I agree with Poulsen. This is a dark day in MIT's history. Today, the administration devalued the reputation of every student, alumnus and faculty member. The "MIT" on your resume is in danger of becoming a source of shame. MIT's stakeholders must demand better of their administration.

MIT Moves to Intervene in Release of Aaron Swartz’s Secret Service File [Kevin Poulsen/Wired]

Notable Replies

  1. It must be a high-level MIT figure to matter that much, otherwise they'd just cut and run, leaving some stooge out to hang alone.

  2. Good luck getting that donation out of me next year, anonymous freshman that calls as part of work-study from the bowels of Building 7.

  3. This is a good point. But I also think that MIT now realizes it lives in a world where information isn't just given out to sane people, but people who are unbalanced and angry.

    This is one of the things that we see when it comes to big corporations doing terrible things, they work hard to hide the people who make decisions that take people homes or they make it clear that some low level employee did it.
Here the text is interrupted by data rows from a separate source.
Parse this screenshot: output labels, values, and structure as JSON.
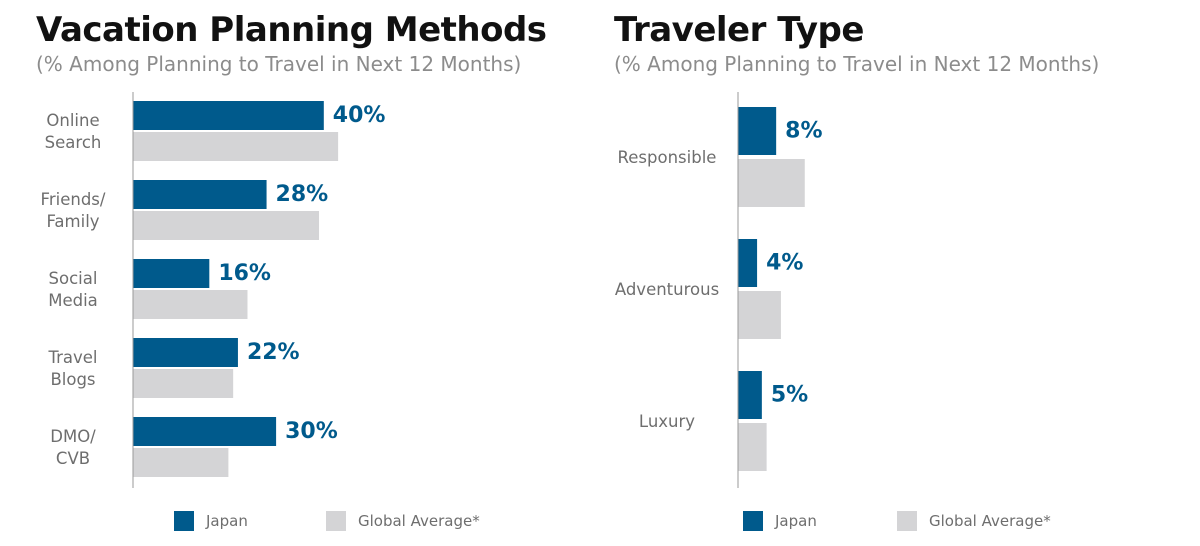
{
  "colors": {
    "japan": "#005a8c",
    "global": "#d4d4d6",
    "axis": "#9a9a9a",
    "value_text": "#005a8c"
  },
  "legend": {
    "japan_label": "Japan",
    "global_label": "Global Average*"
  },
  "panels": [
    {
      "title": "Vacation Planning Methods",
      "subtitle": "(% Among Planning to Travel in Next 12 Months)"
    },
    {
      "title": "Traveler Type",
      "subtitle": "(% Among Planning to Travel in Next 12 Months)"
    }
  ],
  "chart_data": [
    {
      "type": "bar",
      "orientation": "horizontal",
      "title": "Vacation Planning Methods",
      "subtitle": "(% Among Planning to Travel in Next 12 Months)",
      "categories": [
        [
          "Online",
          "Search"
        ],
        [
          "Friends/",
          "Family"
        ],
        [
          "Social",
          "Media"
        ],
        [
          "Travel",
          "Blogs"
        ],
        [
          "DMO/",
          "CVB"
        ]
      ],
      "series": [
        {
          "name": "Japan",
          "values": [
            40,
            28,
            16,
            22,
            30
          ]
        },
        {
          "name": "Global Average*",
          "values": [
            43,
            39,
            24,
            21,
            20
          ]
        }
      ],
      "data_labels": [
        "40%",
        "28%",
        "16%",
        "22%",
        "30%"
      ],
      "xlim": [
        0,
        100
      ],
      "grid": false,
      "legend_position": "bottom"
    },
    {
      "type": "bar",
      "orientation": "horizontal",
      "title": "Traveler Type",
      "subtitle": "(% Among Planning to Travel in Next 12 Months)",
      "categories": [
        [
          "Responsible"
        ],
        [
          "Adventurous"
        ],
        [
          "Luxury"
        ]
      ],
      "series": [
        {
          "name": "Japan",
          "values": [
            8,
            4,
            5
          ]
        },
        {
          "name": "Global Average*",
          "values": [
            14,
            9,
            6
          ]
        }
      ],
      "data_labels": [
        "8%",
        "4%",
        "5%"
      ],
      "xlim": [
        0,
        100
      ],
      "grid": false,
      "legend_position": "bottom"
    }
  ]
}
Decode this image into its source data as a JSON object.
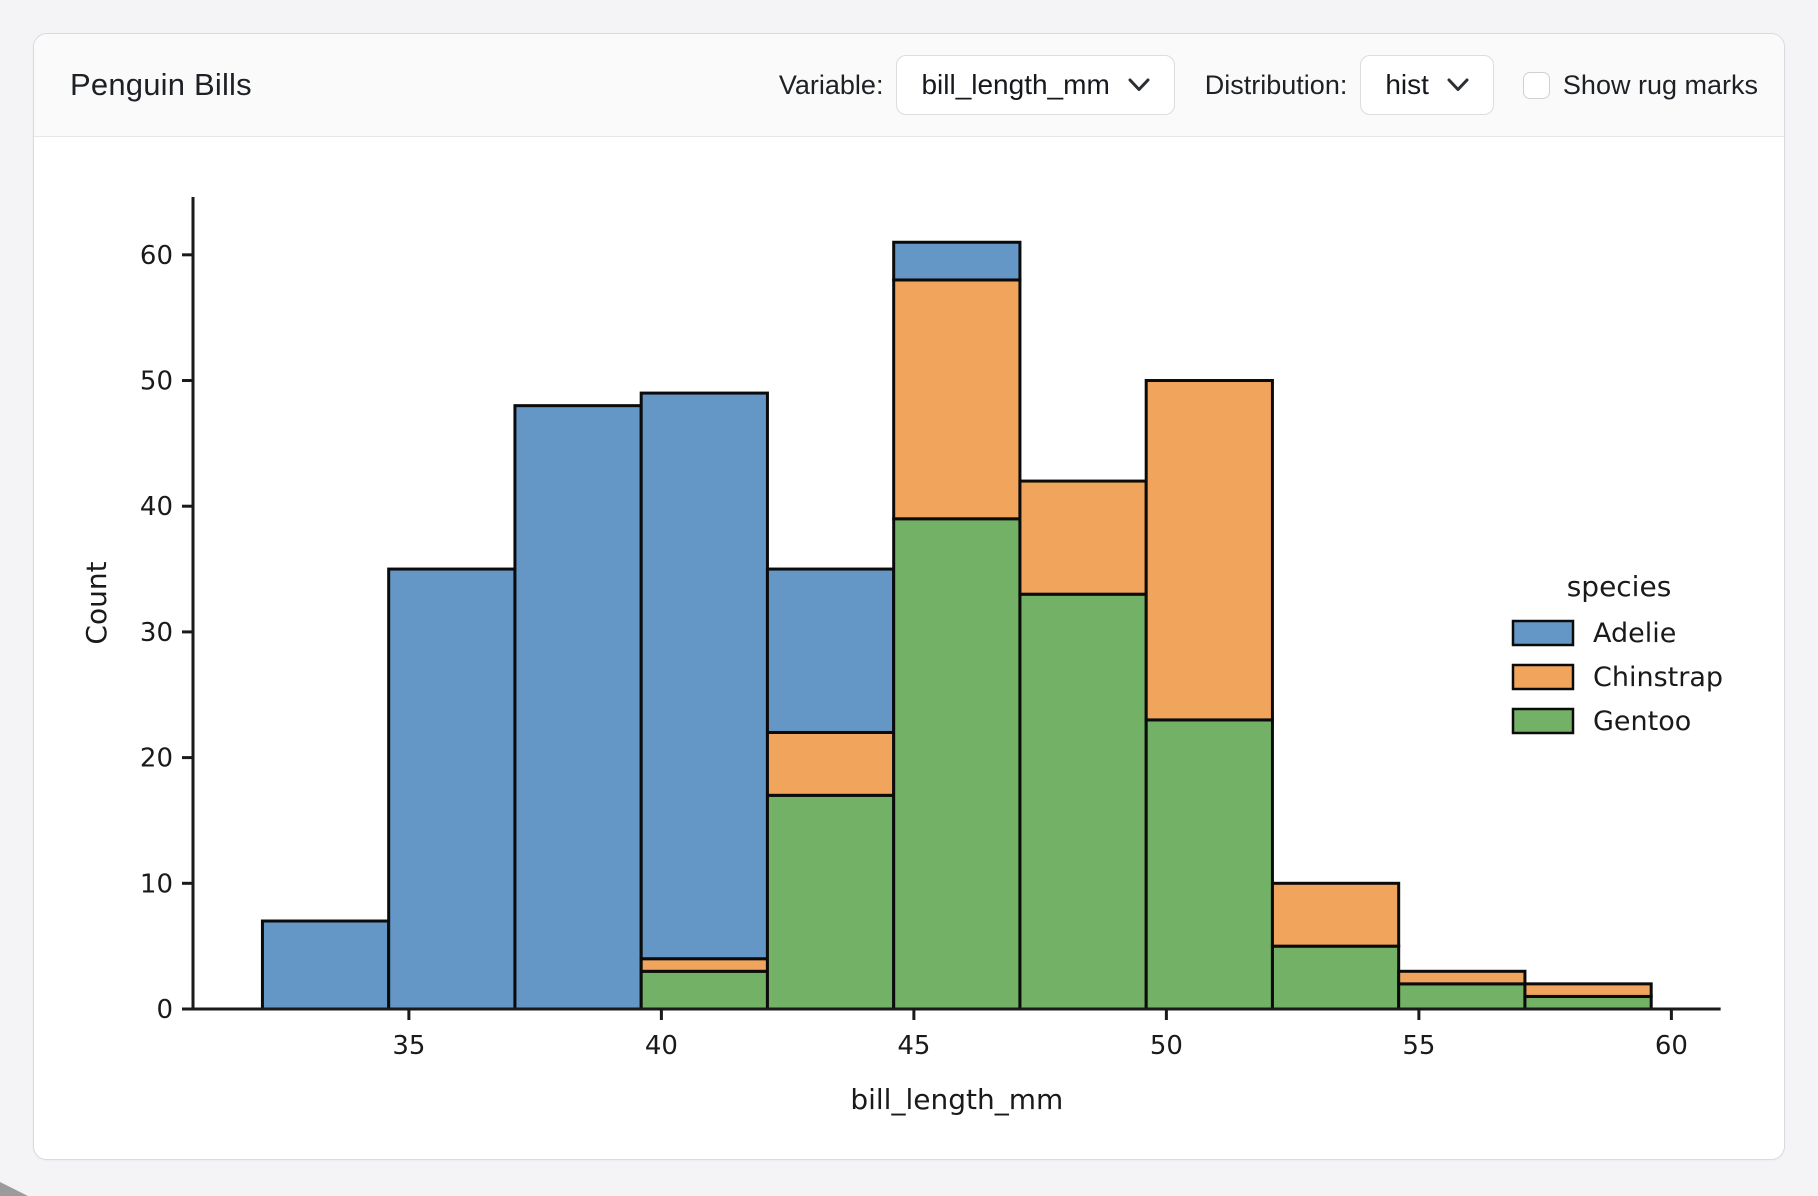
{
  "header": {
    "title": "Penguin Bills",
    "variable": {
      "label": "Variable:",
      "value": "bill_length_mm"
    },
    "distribution": {
      "label": "Distribution:",
      "value": "hist"
    },
    "rug": {
      "label": "Show rug marks",
      "checked": false
    }
  },
  "chart_data": {
    "type": "bar",
    "subtype": "stacked-histogram",
    "xlabel": "bill_length_mm",
    "ylabel": "Count",
    "bin_edges": [
      32.1,
      34.6,
      37.1,
      39.6,
      42.1,
      44.6,
      47.1,
      49.6,
      52.1,
      54.6,
      57.1,
      59.6
    ],
    "series": [
      {
        "name": "Adelie",
        "color": "#6497c5",
        "values": [
          7,
          35,
          48,
          45,
          13,
          3,
          0,
          0,
          0,
          0,
          0
        ]
      },
      {
        "name": "Chinstrap",
        "color": "#f0a45c",
        "values": [
          0,
          0,
          0,
          1,
          5,
          19,
          9,
          27,
          5,
          1,
          1
        ]
      },
      {
        "name": "Gentoo",
        "color": "#73b266",
        "values": [
          0,
          0,
          0,
          3,
          17,
          39,
          33,
          23,
          5,
          2,
          1
        ]
      }
    ],
    "stack_order_bottom_to_top": [
      "Gentoo",
      "Chinstrap",
      "Adelie"
    ],
    "stack_totals": [
      7,
      35,
      48,
      49,
      35,
      61,
      42,
      50,
      10,
      3,
      2
    ],
    "xticks": [
      35,
      40,
      45,
      50,
      55,
      60
    ],
    "yticks": [
      0,
      10,
      20,
      30,
      40,
      50,
      60
    ],
    "xlim": [
      30.725,
      60.975
    ],
    "ylim": [
      0,
      64.6
    ],
    "grid": false,
    "bar_edge_color": "#0b0b0b",
    "legend": {
      "title": "species",
      "position": "right",
      "entries": [
        "Adelie",
        "Chinstrap",
        "Gentoo"
      ]
    }
  }
}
They purposely defuse responsibility because people take losing their house personally.

    Some companies have changed the law to make formerly illegal acts legal, so their employees can say, "We were just following the law."

    The MIT people behind this action clearly wanted to "send a message" to people that these kind of actions will not be tolerated, and they never thought that there would be blowback for their actions. Once it looked like some of the blowback would go to individuals at MIT (vs. the nameless institution) they worked to block access of that information.

    MIT will use the "safety of the individual" as the reason, but it is also to protect the institution and defuse responsibility. Also, for all we know the people who were doing the actual pushing represented a committee that told him to "send a message" to "hackers." Just because I'm carrying out my bosses orders doesn't mean I agree with them, but if my signature is on the foreclosure notice that makes me the focus of someone's rage.

    After Redditt took it upon themselves to find the Boston Bomber and got it wrong, I worry about the unleashing of data to everyone.

    What I think should happen is that MIT needs to "send a message" back to the people that the people who pushed for these horrible penalties are not just getting off scott free. That policies have changed, people have been reprimanded. Some might not think that is good enough, but it is a start..

  4. This is exactly what I try to explain to people about my time in WW2.

  5. Isn't it all moot if names are redacted from the files anyway? Unless it one of the top echelon people, like the Dean or whatever.

    Institutions and people, using and abusing the law to crush the small and protect the powerful. Sigh.